Selon le Directeur général du laboratoire national de santé publique, il existe un risque de détérioration des stocks de poches de sang qui s’épuisent en raison du manque d’électricité. Outre les risques chimiques, les risques biologiques sont également très élevés en raison de l’absence de générateurs en état de marche.
Depuis le début des violences le 15 avril dernier, l’OMS a vérifié 14 attaques contre les infrastructures sanitaires, qui ont fait 8 morts et 2 blessés. Seule une fraction des établissements de santé de Khartoum fournit des services en raison de la fatigue du personnel, de la pénurie de fournitures médicales ou des attaques.

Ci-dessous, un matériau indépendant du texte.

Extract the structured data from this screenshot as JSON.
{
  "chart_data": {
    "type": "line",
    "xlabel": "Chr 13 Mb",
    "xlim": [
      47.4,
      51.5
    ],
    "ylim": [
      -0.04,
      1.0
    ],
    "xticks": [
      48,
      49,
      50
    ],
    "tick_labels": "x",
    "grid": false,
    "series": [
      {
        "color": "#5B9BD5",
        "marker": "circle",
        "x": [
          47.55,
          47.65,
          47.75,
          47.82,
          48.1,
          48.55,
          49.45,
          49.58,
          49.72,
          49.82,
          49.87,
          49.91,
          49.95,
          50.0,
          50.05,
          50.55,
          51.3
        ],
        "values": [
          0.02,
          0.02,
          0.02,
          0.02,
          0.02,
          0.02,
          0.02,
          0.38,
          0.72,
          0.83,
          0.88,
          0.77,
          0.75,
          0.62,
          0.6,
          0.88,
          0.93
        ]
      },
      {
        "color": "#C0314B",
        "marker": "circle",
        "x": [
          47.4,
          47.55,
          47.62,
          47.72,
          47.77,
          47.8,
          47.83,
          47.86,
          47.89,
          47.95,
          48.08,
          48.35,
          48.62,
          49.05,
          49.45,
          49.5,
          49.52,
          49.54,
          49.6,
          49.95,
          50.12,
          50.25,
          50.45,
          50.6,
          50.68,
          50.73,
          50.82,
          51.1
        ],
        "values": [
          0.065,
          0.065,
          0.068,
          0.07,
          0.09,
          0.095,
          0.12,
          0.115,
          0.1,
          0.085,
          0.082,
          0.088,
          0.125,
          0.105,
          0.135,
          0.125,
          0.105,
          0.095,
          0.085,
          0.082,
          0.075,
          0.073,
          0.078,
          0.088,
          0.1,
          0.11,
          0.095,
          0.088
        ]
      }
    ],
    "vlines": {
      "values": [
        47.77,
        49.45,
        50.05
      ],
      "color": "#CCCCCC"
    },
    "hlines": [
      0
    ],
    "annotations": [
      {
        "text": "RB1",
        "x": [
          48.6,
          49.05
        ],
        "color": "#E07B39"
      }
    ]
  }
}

Près de 460 personnes ont été tuées et des milliers blessées
Alors que les besoins augmentent, la violence a rendu l’acheminement de l’aide quasiment impossible. « Nous avons fourni du carburant à certains hôpitaux de Khartoum afin que les opérations critiques puissent se poursuivre. L’OMS dispose de stocks de médicaments essentiels, de poches de sang et de fournitures pour la chirurgie et les soins traumatologiques qui attendent d’être livrés dès qu’un accès sûr sera assuré », a ajouté le Dr Nima Saeed Abid.
Le nombre de morts et de blessés à la suite des combats qui ont éclaté au Soudan il y a dix jours continue de s’alourdir. Selon un décompte effectué le 24 avril par le ministère fédéral de la santé (FMoH), on dénombre 459 morts et 4.072 blessés, dont 2.343 blessés et 166 morts dans le seul État de Khartoum.
« Les chiffres réels sont probablement plus élevés en raison du manque de fonctionnalité d’au moins 25% des établissements de santé dans la capitale Khartoum, où se déroulent la plupart des combats », a précisé l’Agence sanitaire mondiale de l’ONU.
Pour rappel, les besoins humanitaires au Soudan atteignaient déjà des niveaux record avant que les combats n’éclatent. Quelque 15,8 millions de personnes, soit environ un tiers de la population, avaient besoin d’une aide humanitaire avant que les combats n’éclatent.